Ramón Monzón, un talent oublié… (deuxième et dernière partie)

Suite et fin d’un dossier conséquent que notre collaborateur Henri Filippini consacre à un auteur remarquable (1), surtout connu pour sa série aussi absurde qu’onirique « Cha’Pa et Group-Group » publiée dans les pages de l’hebdomadaire Vaillant. Alors que la microédition s’intéresse enfin à lui (chez Regards et à l’ABDL), retour sur une carrière manquée, et beaucoup de regrets !

L’exil et l’oubli

Dessin original de Ramón Monzón pour Amis-Coop, en 1979.

Successeur du Coopérateur scolaire, un modeste bulletin lancé en 1922 par un enseignant vosgien, devenu Copain Coop jusqu’en 1939 et de L’Écolier limousin créé en 1938, qui se transforme en L’Ami Coop en 1956 sous l’impulsion d’Hippolyte Charlot, Amis Coop devient le journal de l’O.C.C.E (association d’enseignants) en 1957, lorsque sort son premier numéro.

333 numéros seront publiés au cours des neuf mois d’activités scolaires, jusqu’à sa disparition en mars 1990.

Tout au long de sa publication Amis-Coop ouvrira ses pages à une solide équipe de dessinateurs, Julio Ribera, André Gaudelette, Louis Cance, Jen Trubert, Daniel Massard, Joëlle Savey, Jordom, Juan Bautista de Miguel Muñoz, Antonio Parras, Pierre Le Goff, Jean Mahaux, Henry Blanc, Jean-Paul Dethorey, Philippe Luguy (2), François Dimberton, Pierre-Yves Gabrion, Olivier Berlion, Gilbert Bouchard, Philippe Coudray…

Jeux illustrés par Ramón Monzón, dans Amis-Coop (en 1965).

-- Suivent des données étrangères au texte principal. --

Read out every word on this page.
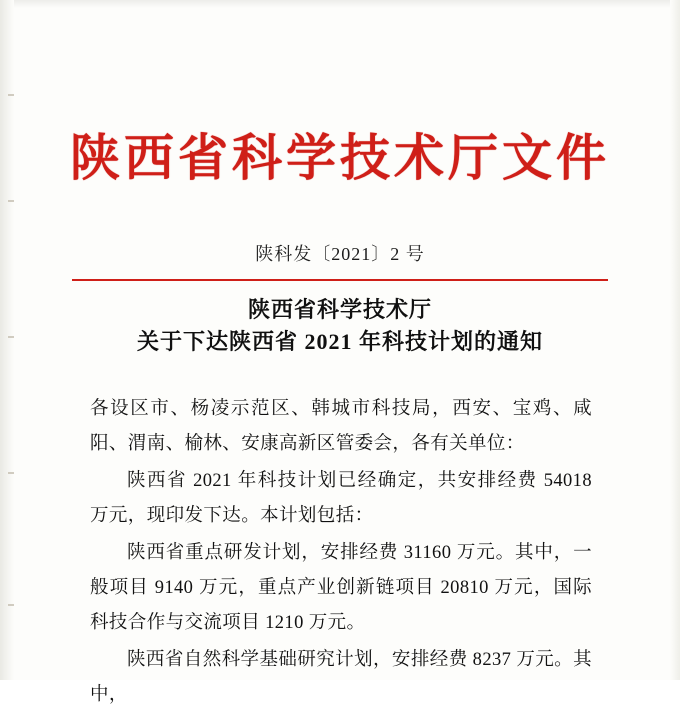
陕西省科学技术厅文件
陕科发〔2021〕2 号
陕西省科学技术厅
关于下达陕西省 2021 年科技计划的通知

各设区市、杨凌示范区、韩城市科技局，西安、宝鸡、咸阳、渭南、榆林、安康高新区管委会，各有关单位：

陕西省 2021 年科技计划已经确定，共安排经费 54018 万元，现印发下达。本计划包括：

陕西省重点研发计划，安排经费 31160 万元。其中，一般项目 9140 万元，重点产业创新链项目 20810 万元，国际科技合作与交流项目 1210 万元。

陕西省自然科学基础研究计划，安排经费 8237 万元。其中，
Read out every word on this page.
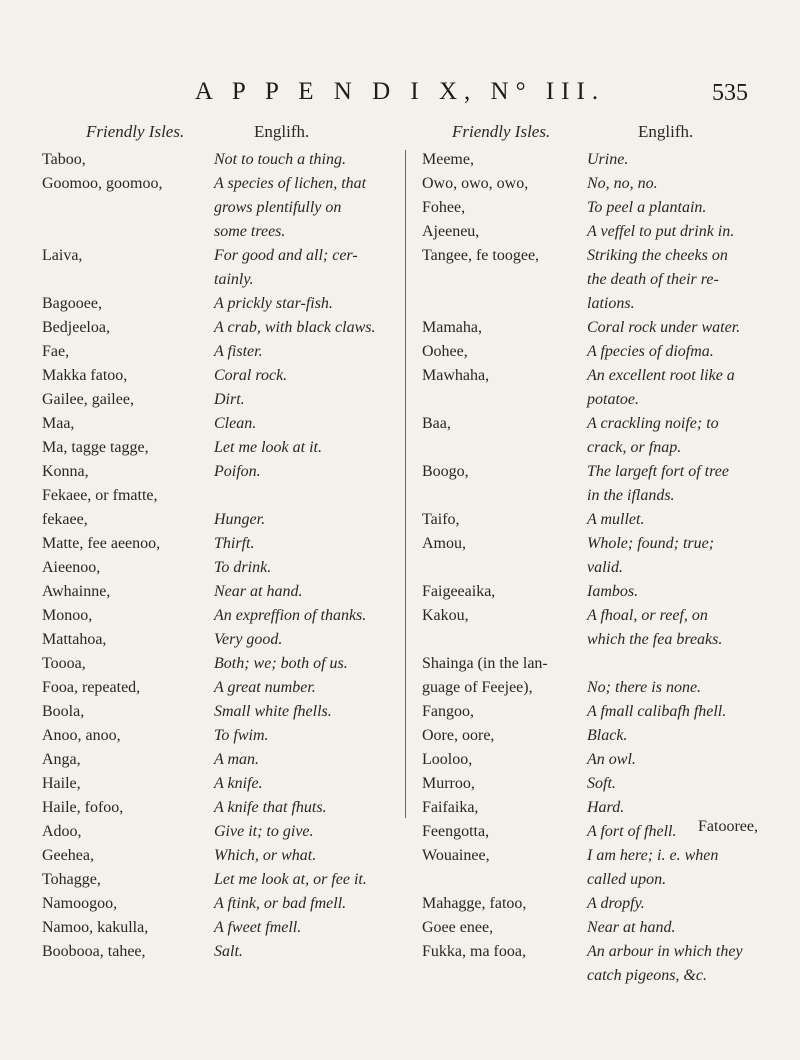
A P P E N D I X, N° III.	535
Friendly Isles.	Englifh.	Friendly Isles.	Englifh.
Taboo,	Not to touch a thing.
Goomoo, goomoo,	A species of lichen, that
grows plentifully on
some trees.
Laiva,	For good and all; cer-
tainly.
Bagooee,	A prickly star-fish.
Bedjeeloa,	A crab, with black claws.
Fae,	A fister.
Makka fatoo,	Coral rock.
Gailee, gailee,	Dirt.
Maa,	Clean.
Ma, tagge tagge,	Let me look at it.
Konna,	Poifon.
Fekaee, or fmatte,
fekaee,	Hunger.
Matte, fee aeenoo,	Thirft.
Aieenoo,	To drink.
Awhainne,	Near at hand.
Monoo,	An expreffion of thanks.
Mattahoa,	Very good.
Toooa,	Both; we; both of us.
Fooa, repeated,	A great number.
Boola,	Small white fhells.
Anoo, anoo,	To fwim.
Anga,	A man.
Haile,	A knife.
Haile, fofoo,	A knife that fhuts.
Adoo,	Give it; to give.
Geehea,	Which, or what.
Tohagge,	Let me look at, or fee it.
Namoogoo,	A ftink, or bad fmell.
Namoo, kakulla,	A fweet fmell.
Boobooa, tahee,	Salt.
Meeme,	Urine.
Owo, owo, owo,	No, no, no.
Fohee,	To peel a plantain.
Ajeeneu,	A veffel to put drink in.
Tangee, fe toogee,	Striking the cheeks on
the death of their re-
lations.
Mamaha,	Coral rock under water.
Oohee,	A fpecies of diofma.
Mawhaha,	An excellent root like a
potatoe.
Baa,	A crackling noife; to
crack, or fnap.
Boogo,	The largeft fort of tree
in the iflands.
Taifo,	A mullet.
Amou,	Whole; found; true;
valid.
Faigeeaika,	Iambos.
Kakou,	A fhoal, or reef, on
which the fea breaks.
Shainga (in the lan-
guage of Feejee),	No; there is none.
Fangoo,	A fmall calibafh fhell.
Oore, oore,	Black.
Looloo,	An owl.
Murroo,	Soft.
Faifaika,	Hard.
Feengotta,	A fort of fhell.
Wouainee,	I am here; i. e. when
called upon.
Mahagge, fatoo,	A dropfy.
Goee enee,	Near at hand.
Fukka, ma fooa,	An arbour in which they
catch pigeons, &c.
Fatooree,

Ramón Monzón y publie ses premières histoires dès le n° 50 (janvier 1963). Il y anime les aventures tragicomiques de Gil et Nica : un jeune écolier distrait et gaffeur et de sa copine à la tignasse blonde. Une série qui rappelle « Manolita » de Bernadette.

Sur scénario d’Algé, alias Alain-Germain Laubry, secrétaire de rédaction puis rédacteur en chef adjoint du journal jusqu’à sa disparition, il retrouve l’univers de l’Ouest américain en 1815 avec « Dick Pocket ». Apparu dans le n° 72 (mai 1965), flanqué de son serviteur Joseph, Dick Pocket est un trappeur vraiment pas comme les autres, dont la carrière prend fin dans le n° 91 d’Amis-Coop.

Il est remplacé dans le n° 94 (décembre 1967) par « Tête de linotte » où un petit Indien facétieux est le héros de gags en stripsou demi-planches.

« Tête de linotte ».

C’est encore avec Algé qu’il crée « Gidouille » dans le n° 103 (décembre 1968). Gidouille, qui vit au Moyen Âge à Fouilly-la-Tour auprès de sa femme et de ses deux enfants, affronte avec malice le sinistre sire de Trognesac. Monzón propose des pages pleines de poésie et de chaleur humaine riches en décors soignés.

C’est à la même époque qu’il démarre la mise en images de contes en provenance des quatre coins de la planète (Chine, Corée, Russie, Tibet, Provence…) seul ou avec la collaboration d’Algé pour l’adaptation. Une trentaine de récits que l’on peut considérer comme ses meilleures créations au cours de ces années landaises. De pures merveilles !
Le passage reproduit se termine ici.